President No

As he enters the final phase of his term in office, President Obama now has a mostly negative role in the governing process. His suggestions for transformative policy changes are nearly irrelevant now that his party has squandered the firm control of Congress it enjoyed in 2009. He cannot count on getting the votes to pass anything new.

Obama’s contribution from this point forward will be to use vetoes and threats to obstruct whatever the recently elected Republican Congress passes. So far in this session of Congress, the media have focused on Republicans’ struggles to fulfill their base’s expectations while avoiding a government shutdown. But at some point, they will have to acknowledge Obama’s role as President No. Ideally, it will occur as Obama is given as many opportunities as possible to use his veto pen.

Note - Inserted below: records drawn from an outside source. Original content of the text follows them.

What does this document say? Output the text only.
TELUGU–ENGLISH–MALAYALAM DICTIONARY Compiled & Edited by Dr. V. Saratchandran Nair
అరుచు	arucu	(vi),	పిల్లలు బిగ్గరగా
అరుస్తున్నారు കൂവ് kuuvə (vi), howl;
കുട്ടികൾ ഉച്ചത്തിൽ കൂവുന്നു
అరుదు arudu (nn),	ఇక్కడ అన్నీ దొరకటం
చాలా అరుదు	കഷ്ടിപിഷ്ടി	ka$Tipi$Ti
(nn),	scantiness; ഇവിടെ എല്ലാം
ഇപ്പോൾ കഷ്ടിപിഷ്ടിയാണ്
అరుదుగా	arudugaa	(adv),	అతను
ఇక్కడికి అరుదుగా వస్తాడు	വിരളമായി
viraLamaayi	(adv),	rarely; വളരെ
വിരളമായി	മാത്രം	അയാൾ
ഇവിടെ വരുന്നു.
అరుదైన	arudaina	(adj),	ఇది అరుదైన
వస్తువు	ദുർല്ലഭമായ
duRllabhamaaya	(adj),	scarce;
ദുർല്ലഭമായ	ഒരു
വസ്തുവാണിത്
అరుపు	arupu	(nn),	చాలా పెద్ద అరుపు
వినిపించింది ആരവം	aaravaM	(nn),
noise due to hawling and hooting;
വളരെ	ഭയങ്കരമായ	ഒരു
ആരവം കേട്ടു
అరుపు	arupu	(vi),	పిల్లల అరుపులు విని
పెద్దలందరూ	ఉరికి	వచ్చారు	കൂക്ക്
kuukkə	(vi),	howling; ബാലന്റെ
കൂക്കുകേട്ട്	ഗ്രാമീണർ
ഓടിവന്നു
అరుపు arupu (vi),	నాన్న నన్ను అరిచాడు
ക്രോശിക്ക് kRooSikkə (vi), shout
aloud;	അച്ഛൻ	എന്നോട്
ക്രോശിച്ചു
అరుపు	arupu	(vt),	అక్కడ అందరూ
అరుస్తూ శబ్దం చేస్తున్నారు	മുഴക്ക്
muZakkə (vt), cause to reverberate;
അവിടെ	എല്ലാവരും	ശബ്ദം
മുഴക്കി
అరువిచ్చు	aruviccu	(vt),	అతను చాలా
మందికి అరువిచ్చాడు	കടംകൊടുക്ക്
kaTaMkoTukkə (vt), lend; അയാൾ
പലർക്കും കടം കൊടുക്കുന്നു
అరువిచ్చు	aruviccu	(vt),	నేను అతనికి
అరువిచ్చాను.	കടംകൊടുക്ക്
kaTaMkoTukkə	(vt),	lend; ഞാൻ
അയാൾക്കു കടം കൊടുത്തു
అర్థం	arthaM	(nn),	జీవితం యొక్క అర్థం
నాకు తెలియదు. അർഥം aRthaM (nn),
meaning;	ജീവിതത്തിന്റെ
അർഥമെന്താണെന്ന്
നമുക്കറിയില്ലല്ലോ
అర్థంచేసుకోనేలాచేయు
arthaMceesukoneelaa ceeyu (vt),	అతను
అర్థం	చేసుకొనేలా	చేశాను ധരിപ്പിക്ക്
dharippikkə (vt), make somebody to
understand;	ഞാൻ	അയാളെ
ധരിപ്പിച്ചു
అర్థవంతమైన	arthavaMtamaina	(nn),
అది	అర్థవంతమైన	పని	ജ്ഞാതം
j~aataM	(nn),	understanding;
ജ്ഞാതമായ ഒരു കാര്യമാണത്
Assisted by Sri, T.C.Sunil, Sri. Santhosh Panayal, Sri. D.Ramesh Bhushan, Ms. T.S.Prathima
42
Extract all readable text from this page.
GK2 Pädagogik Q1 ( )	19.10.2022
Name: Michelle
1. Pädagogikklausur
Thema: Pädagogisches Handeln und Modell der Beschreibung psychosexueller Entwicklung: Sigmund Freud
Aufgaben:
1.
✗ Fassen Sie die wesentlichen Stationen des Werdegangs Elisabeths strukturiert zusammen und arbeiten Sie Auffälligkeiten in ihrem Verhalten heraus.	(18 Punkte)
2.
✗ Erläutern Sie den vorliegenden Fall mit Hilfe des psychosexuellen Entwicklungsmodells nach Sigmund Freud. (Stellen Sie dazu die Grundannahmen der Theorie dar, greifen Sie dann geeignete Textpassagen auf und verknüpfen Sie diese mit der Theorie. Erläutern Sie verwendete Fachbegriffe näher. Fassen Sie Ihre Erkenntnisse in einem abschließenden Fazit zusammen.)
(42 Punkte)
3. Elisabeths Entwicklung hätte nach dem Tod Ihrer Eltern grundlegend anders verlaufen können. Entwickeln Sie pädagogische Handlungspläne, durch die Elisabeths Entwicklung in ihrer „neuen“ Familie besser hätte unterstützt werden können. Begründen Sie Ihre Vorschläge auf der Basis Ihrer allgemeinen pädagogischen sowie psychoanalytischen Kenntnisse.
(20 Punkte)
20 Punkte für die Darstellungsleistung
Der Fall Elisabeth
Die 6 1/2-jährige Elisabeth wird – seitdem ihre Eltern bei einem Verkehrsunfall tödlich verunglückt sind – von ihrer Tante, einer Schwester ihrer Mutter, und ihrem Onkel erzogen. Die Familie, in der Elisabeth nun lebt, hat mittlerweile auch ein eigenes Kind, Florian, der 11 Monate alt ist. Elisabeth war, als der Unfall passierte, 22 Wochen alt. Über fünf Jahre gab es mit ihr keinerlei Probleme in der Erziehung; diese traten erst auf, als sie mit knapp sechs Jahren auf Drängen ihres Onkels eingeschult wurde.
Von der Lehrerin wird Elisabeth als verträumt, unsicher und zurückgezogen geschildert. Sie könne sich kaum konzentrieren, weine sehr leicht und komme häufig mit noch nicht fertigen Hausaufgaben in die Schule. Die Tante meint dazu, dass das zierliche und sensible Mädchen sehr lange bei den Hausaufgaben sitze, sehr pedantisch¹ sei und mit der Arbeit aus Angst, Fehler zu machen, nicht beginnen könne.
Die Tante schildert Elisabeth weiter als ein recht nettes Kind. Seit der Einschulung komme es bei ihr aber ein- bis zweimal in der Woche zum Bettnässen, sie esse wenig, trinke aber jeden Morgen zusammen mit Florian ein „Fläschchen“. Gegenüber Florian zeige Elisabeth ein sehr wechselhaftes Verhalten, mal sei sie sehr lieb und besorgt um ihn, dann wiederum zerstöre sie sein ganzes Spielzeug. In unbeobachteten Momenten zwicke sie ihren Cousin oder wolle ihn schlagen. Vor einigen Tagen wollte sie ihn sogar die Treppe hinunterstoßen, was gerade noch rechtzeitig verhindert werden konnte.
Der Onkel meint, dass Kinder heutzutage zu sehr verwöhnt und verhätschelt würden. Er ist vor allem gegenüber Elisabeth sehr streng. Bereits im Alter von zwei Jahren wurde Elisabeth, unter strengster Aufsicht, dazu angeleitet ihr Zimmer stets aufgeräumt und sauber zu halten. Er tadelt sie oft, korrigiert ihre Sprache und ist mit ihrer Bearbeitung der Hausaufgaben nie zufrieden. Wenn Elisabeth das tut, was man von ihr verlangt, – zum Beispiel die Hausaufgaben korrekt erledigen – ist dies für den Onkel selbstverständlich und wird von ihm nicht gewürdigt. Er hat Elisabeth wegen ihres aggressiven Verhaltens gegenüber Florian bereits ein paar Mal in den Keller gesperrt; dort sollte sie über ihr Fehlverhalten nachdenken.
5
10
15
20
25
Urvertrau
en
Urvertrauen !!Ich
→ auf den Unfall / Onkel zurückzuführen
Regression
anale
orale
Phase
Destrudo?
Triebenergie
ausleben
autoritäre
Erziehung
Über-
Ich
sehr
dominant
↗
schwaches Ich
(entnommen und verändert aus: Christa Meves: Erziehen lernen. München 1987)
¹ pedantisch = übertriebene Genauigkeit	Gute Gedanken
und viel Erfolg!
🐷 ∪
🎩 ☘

Ever since Democrats lost the House of Representatives and their filibuster-proof Senate majority in 2010, Obama has complained incessantly about GOP obstructionism against both bills and nominees. But who is obstructing now?

This week, Obama vetoed a bill that would have finally required State Department approval of construction of the long-delayed Keystone XL Pipeline. The privately funded pipeline would immediately create thousands of construction jobs — the reason the Laborers’ International Union supported it. In the longer term, it would help oil producers move their product to market more safely than by rail, and more cheaply, which is critical given the recent plunge in oil prices.

Keystone may seem like a small issue — and in a sense it is, because it is just one pipeline among dozens that cross the country. But Keystone is also a litmus test of common sense when it comes to economic questions. Obama’s dilatory action against permitting the project demonstrates that he would sooner bow down to the environmental radicals who oppose it — and who spent upwards of $60 million supporting Democratic candidates in the 2014 election — than put more Americans to work at zero cost to the taxpayer.

Obama is also threatening to veto the No Child Left Behind reauthorization currently making its way through Congress, known as the Student Success Act. The bill would limit the power of the education secretary by barring him from threatening, coercing or bribing states in an effort to dictate their education policies. The current secretary, Arne Duncan, has done this repeatedly in his effort to force states to conform to the Common Core standards. Whatever the merit of those or any other standards, it simply isn’t the job of the federal government to micromanage education policy, which has always been a state issue.

Obama is not happy about this potential limitation on his power to bludgeon the states, and has issued a veto threat.

Obama actually issued five veto threats in his State of the Union address — against anything undoing his immigration decree, against Keystone, against an Iran sanctions bill, against repeal of Obamacare and against reform of the Dodd-Frank bill governing Wall Street.

Republicans would do well to make Obama honor these promises with actual vetoes. After four years of hearing Obama complain about obstructionism — and even use it as an excuse to bypass the constitutional process for legislation — they owe him as much.